Bruder Klaus Field Chapel by Peter Zumthor, Wachendorf, Germany, 2015.
"In order to design buildings with a sensuous connection to life, one must think in a way that goes far beyond form and construction.” This quote from Peter Zumthor rings true in his design of Bruder Klaus Field Chapel, where a mystical and thought-proving interior is masked by a very rigid rectangular exterior (also see a picture of the chapels extetior I posted before). Bruder Klaus Field Chapel all began as a sketch, eventually evolving to become a very elegant yet basic landmark in Germany’s natural landscape. Peter Zumthor's design was constructed by local farmers who wanted to honor their patron saint, Bruder Klaus of the 15th century.
Arguably the most interesting aspects of the chapel are found in the methods of construction, beginning with a wigwam made of 112 tree trunks. Upon completion of the formwork, layer after layer of concrete was poured onto the existing surface, each around 50cm thick. When the concrete of all 24 layers had set, the wooden inner frame was set on fire, eventually leaving behind a hollowed blackened cavity and charred walls.
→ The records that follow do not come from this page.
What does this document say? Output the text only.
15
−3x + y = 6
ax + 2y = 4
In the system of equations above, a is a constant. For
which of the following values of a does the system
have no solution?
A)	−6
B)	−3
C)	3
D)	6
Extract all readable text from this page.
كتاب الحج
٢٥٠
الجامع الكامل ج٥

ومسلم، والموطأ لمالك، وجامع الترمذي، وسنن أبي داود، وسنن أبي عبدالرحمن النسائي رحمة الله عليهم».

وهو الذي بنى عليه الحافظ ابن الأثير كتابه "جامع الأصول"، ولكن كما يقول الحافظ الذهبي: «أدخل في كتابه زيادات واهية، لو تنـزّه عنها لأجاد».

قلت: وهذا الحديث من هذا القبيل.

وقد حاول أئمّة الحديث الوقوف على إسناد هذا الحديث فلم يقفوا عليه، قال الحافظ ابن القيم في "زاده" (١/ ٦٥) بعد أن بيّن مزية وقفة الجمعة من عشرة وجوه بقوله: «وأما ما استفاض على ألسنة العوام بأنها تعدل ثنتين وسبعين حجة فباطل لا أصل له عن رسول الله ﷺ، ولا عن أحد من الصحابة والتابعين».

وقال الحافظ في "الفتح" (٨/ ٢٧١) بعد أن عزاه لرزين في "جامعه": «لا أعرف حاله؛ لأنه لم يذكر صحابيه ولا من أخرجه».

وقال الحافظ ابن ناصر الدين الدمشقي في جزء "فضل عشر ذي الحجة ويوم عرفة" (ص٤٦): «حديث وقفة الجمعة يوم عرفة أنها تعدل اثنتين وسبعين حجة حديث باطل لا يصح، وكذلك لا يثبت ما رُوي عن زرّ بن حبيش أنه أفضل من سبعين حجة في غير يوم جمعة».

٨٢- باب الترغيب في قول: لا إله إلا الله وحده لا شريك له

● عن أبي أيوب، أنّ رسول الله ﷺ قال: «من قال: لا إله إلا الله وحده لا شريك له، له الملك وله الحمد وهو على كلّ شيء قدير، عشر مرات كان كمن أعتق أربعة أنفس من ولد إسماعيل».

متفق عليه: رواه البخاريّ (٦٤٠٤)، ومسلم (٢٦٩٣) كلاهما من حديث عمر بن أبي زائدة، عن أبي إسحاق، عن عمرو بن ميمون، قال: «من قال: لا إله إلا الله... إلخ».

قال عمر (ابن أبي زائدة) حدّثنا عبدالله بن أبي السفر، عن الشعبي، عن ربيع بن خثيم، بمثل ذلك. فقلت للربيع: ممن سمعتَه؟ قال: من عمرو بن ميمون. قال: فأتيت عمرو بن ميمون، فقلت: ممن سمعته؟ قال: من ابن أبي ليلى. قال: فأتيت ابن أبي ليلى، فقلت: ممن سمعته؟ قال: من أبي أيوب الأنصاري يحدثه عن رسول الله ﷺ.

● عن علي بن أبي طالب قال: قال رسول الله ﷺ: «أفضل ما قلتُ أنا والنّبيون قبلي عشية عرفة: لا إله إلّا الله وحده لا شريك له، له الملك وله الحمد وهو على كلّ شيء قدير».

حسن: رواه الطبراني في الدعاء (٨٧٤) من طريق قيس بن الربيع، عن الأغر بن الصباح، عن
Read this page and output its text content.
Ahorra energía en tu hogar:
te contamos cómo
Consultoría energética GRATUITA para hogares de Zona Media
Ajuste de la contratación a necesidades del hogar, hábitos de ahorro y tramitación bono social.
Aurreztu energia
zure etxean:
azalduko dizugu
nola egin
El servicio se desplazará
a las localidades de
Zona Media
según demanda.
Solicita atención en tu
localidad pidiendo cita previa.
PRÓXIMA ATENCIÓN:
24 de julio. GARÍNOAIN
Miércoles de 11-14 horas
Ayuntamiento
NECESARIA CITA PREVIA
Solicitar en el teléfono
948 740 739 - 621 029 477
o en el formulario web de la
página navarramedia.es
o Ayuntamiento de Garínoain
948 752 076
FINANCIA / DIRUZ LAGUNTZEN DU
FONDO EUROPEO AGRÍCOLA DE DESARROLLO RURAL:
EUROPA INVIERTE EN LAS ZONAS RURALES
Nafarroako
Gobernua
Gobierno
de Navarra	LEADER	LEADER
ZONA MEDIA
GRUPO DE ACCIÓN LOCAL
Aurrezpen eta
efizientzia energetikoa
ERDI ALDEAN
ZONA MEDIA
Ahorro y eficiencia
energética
The unique roofing surface of the interior is balanced by a floor of frozen molten lead. Gaze is pulled up by way of obvious directionality, to the point where the roof is open to the sky and night stars. This controls the weather of the chapel, as rain and sunlight both penetrate the opening and create an ambience or experience very specific to the time of day and year.
Peter Zumthor: “To me, buildings can have a beautiful silence that I associate with attributes such as composure, self-evidence, durability, presence, and integrity, and with warmth and sensuousness as well; a building that is being itself, being a building, not representing anything, just being.”